Oana jeta un coup d'œil dédaigneux à Tann, l'aurin qu'on lui avait collé comme assistant et qui venait ainsi de l'interpeller. Elle retint un éternuement à l'aide d'un mouchoir en tissu brodé qu'elle plaqua hâtivement sous ses narines. Maudites petites créatures poilues! Elles pullulaient sur le vaisseau et laissaient traîner des poils partout! Le problème, c'était qu'Oana était allergique aux poils d'aurin et depuis qu'elle était coincée ici, vivait un véritable calvaire quotidien. Mordesh et allergique, c'était bien sa vaine! Comme si son pseudo statut de morte-vivante n'était déjà pas suffisamment difficile à gérer!

Ce n'était décidément pas sa journée! Songea-t-elle en emboîtant le pas à Tann. Ce dernier la conduisit vers le hangar où s'entassaient temporairement les différents petits vaisseaux des nombreux exilés qui rejoignaient le vaisseau arche pour Nexus.

- Je crois qu'elle est en état de choc!

Etat de choc? Le mot était faible! Comment une si petite créature pouvait-elle émettre un son aussi discordant et insupportable! La gifle partit toute seule. Aux grands maux, les grands moyens! Le principal étant que l'effet fut immédiat et qu'Oana savoura pleinement le retour au calme.

La jeune humaine hoquetait et reniflait ; elle finit par se moucher bruyamment dans le bas de son T-shirt, arrachant soit des mines dégoûtées soit des sourires amusés de la part de l'assistance qui était venue nombreuse suite au ramdam qu'elle avait fait et qui restait là à l'observer comme s'il s'agissait d'un petit animal de foire dans l'attente dont ne sait quel nouveau cataclysme qu'elle pourrait déclencher.

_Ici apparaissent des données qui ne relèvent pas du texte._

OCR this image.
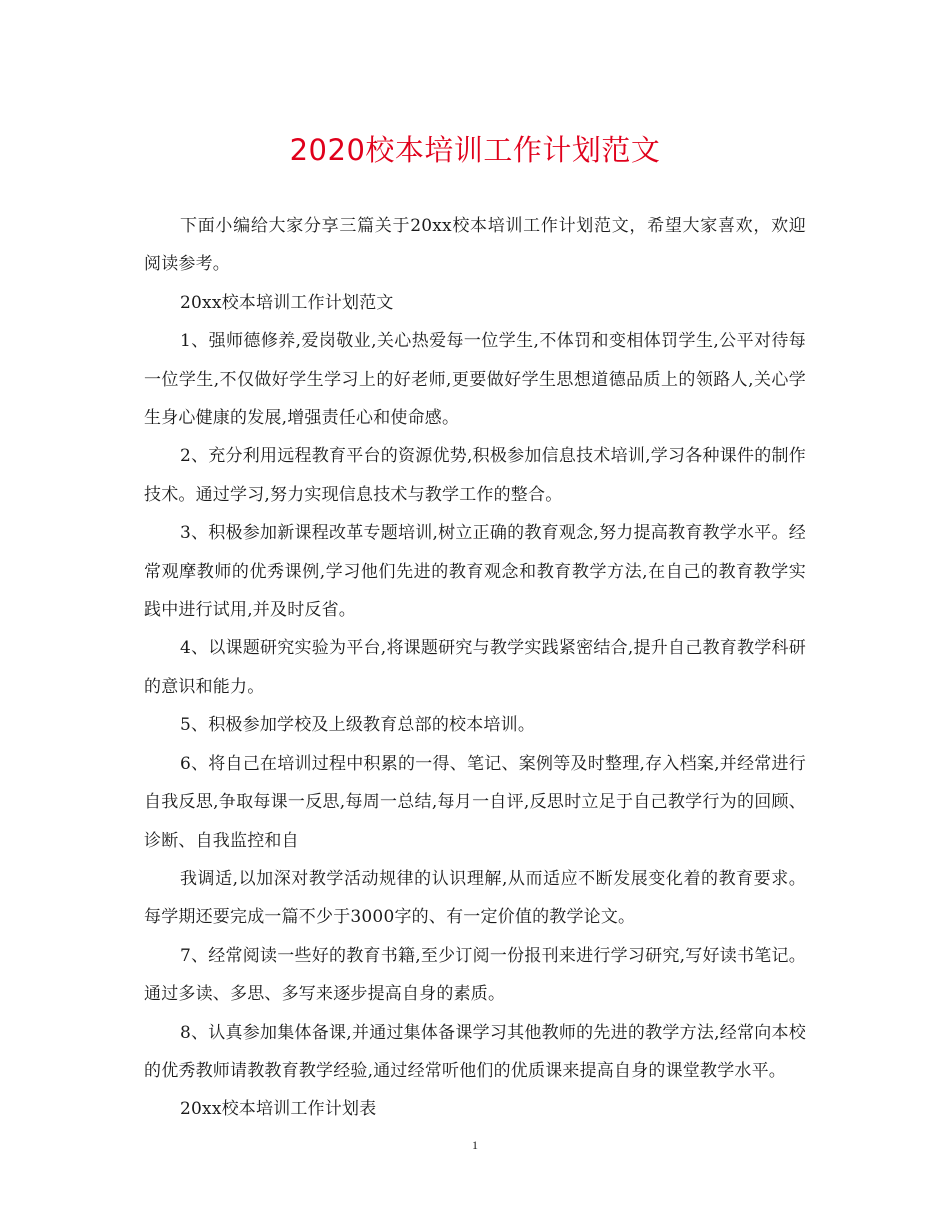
2020校本培训工作计划范文

下面小编给大家分享三篇关于20xx校本培训工作计划范文，希望大家喜欢，欢迎阅读参考。

20xx校本培训工作计划范文

1、强师德修养,爱岗敬业,关心热爱每一位学生,不体罚和变相体罚学生,公平对待每一位学生,不仅做好学生学习上的好老师,更要做好学生思想道德品质上的领路人,关心学生身心健康的发展,增强责任心和使命感。

2、充分利用远程教育平台的资源优势,积极参加信息技术培训,学习各种课件的制作技术。通过学习,努力实现信息技术与教学工作的整合。

3、积极参加新课程改革专题培训,树立正确的教育观念,努力提高教育教学水平。经常观摩教师的优秀课例,学习他们先进的教育观念和教育教学方法,在自己的教育教学实践中进行试用,并及时反省。

4、以课题研究实验为平台,将课题研究与教学实践紧密结合,提升自己教育教学科研的意识和能力。

5、积极参加学校及上级教育总部的校本培训。

6、将自己在培训过程中积累的一得、笔记、案例等及时整理,存入档案,并经常进行自我反思,争取每课一反思,每周一总结,每月一自评,反思时立足于自己教学行为的回顾、诊断、自我监控和自

我调适,以加深对教学活动规律的认识理解,从而适应不断发展变化着的教育要求。每学期还要完成一篇不少于3000字的、有一定价值的教学论文。

7、经常阅读一些好的教育书籍,至少订阅一份报刊来进行学习研究,写好读书笔记。通过多读、多思、多写来逐步提高自身的素质。

8、认真参加集体备课,并通过集体备课学习其他教师的先进的教学方法,经常向本校的优秀教师请教教育教学经验,通过经常听他们的优质课来提高自身的课堂教学水平。

20xx校本培训工作计划表

1
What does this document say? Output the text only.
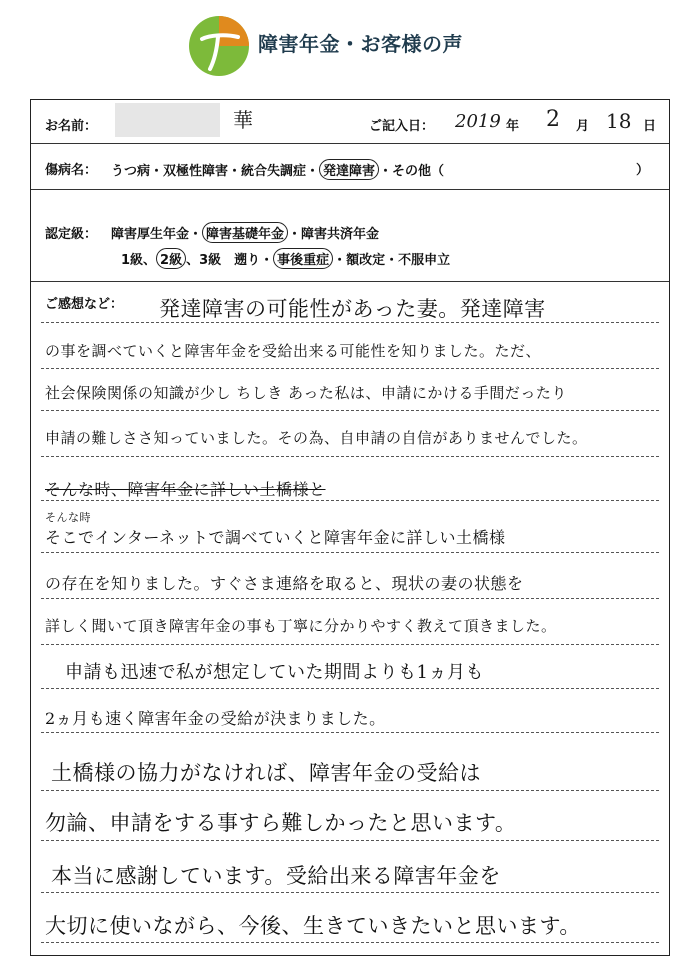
障害年金・お客様の声
お名前：	華	ご記入日： 2019 年 2 月 18 日
傷病名： うつ病・双極性障害・統合失調症・ 発達障害 ・その他（	）
認定級： 障害厚生年金・ 障害基礎年金 ・障害共済年金
1級、 2級 、3級　遡り・ 事後重症 ・額改定・不服申立
ご感想など： 発達障害の可能性があった妻。発達障害
の事を調べていくと障害年金を受給出来る可能性を知りました。ただ、
社会保険関係の知識が少し ちしき あった私は、申請にかける手間だったり
申請の難しささ知っていました。その為、自申請の自信がありませんでした。
そんな時、障害年金に詳しい土橋様と
そんな時
そこでインターネットで調べていくと障害年金に詳しい土橋様
の存在を知りました。すぐさま連絡を取ると、現状の妻の状態を
詳しく聞いて頂き障害年金の事も丁寧に分かりやすく教えて頂きました。
申請も迅速で私が想定していた期間よりも1ヵ月も
2ヵ月も速く障害年金の受給が決まりました。
土橋様の協力がなければ、障害年金の受給は
勿論、申請をする事すら難しかったと思います。
本当に感謝しています。受給出来る障害年金を
大切に使いながら、今後、生きていきたいと思います。
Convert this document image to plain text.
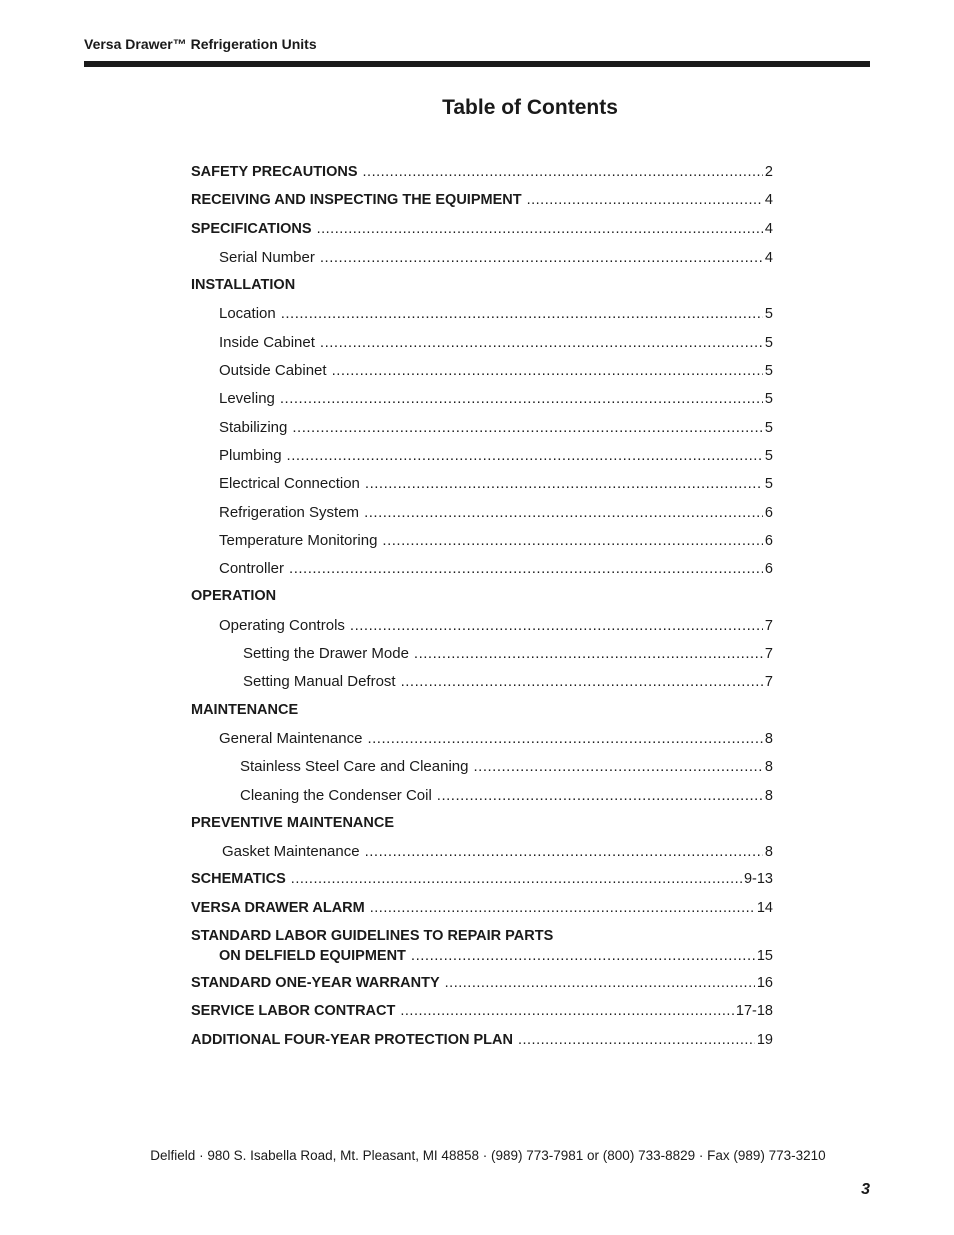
Versa Drawer™ Refrigeration Units
Table of Contents
SAFETY PRECAUTIONS .....	2
RECEIVING AND INSPECTING THE EQUIPMENT .....	4
SPECIFICATIONS .....	4
Serial Number .....	4
INSTALLATION
Location .....	5
Inside Cabinet .....	5
Outside Cabinet .....	5
Leveling .....	5
Stabilizing .....	5
Plumbing .....	5
Electrical Connection .....	5
Refrigeration System .....	6
Temperature Monitoring .....	6
Controller .....	6
OPERATION
Operating Controls .....	7
Setting the Drawer Mode .....	7
Setting Manual Defrost .....	7
MAINTENANCE
General Maintenance .....	8
Stainless Steel Care and Cleaning .....	8
Cleaning the Condenser Coil .....	8
PREVENTIVE MAINTENANCE
Gasket Maintenance .....	8
SCHEMATICS .....	9-13
VERSA DRAWER ALARM .....	14
STANDARD LABOR GUIDELINES TO REPAIR PARTS
ON DELFIELD EQUIPMENT .....	15
STANDARD ONE-YEAR WARRANTY .....	16
SERVICE LABOR CONTRACT .....	17-18
ADDITIONAL FOUR-YEAR PROTECTION PLAN .....	19
Delfield · 980 S. Isabella Road, Mt. Pleasant, MI 48858 · (989) 773-7981 or (800) 733-8829 · Fax (989) 773-3210
3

- Tann! Aide-moi à la sortir de là, nous allons l'emmener à l'infirmerie. Tann! Bouge-toi!

- Euh, oui! Tout de suite!

Ce qu'il pouvait être agaçant! Oana retint un nouvel éternuement lorsque la queue hérissée de poils roux de Tann vint malencontreusement lui fouetter le visage alors qu'elle se penchait sur sa patiente pour l'extirper de son cryotube. Aussi légère qu'une plume! Il faut dire que la petite humaine lui arrivait à peine à la poitrine.

- Jette un œil dans la capsule, voir si elle a des affaires à récupérer.

Tann grimpa agilement dans le cockpit et se mit à farfouiller partout.

- Y'a rien ici! Oh attend! Si! Y'a un truc bizarre là!

- Qu'est-ce que c'est?

- Euh... Ben je ne sais pas trop... On dirait... Hum, attend y'a un bouton!


( A suivre... )


Edité par Pampulilu

Vieux BG qui prennent la poussière dans les recoins de mon PC

16 août 2017 à 20:14 Pampulilu      
- Ne touche à rien!

C'était sans compter sur la curiosité de Tann et sa fâcheuse tendance à agir avant de réfléchir. Tann perçut un léger "bip" puis l''espèce de petit objet métallique qui avait attiré son attention se déploya sous ses yeux et entreprit un joyeux jeu de pétarades en tous sens.

- Aaaaaaaaaaah! Cria Tann en se réfugiant prestement dans un recoin du minuscule cockpit.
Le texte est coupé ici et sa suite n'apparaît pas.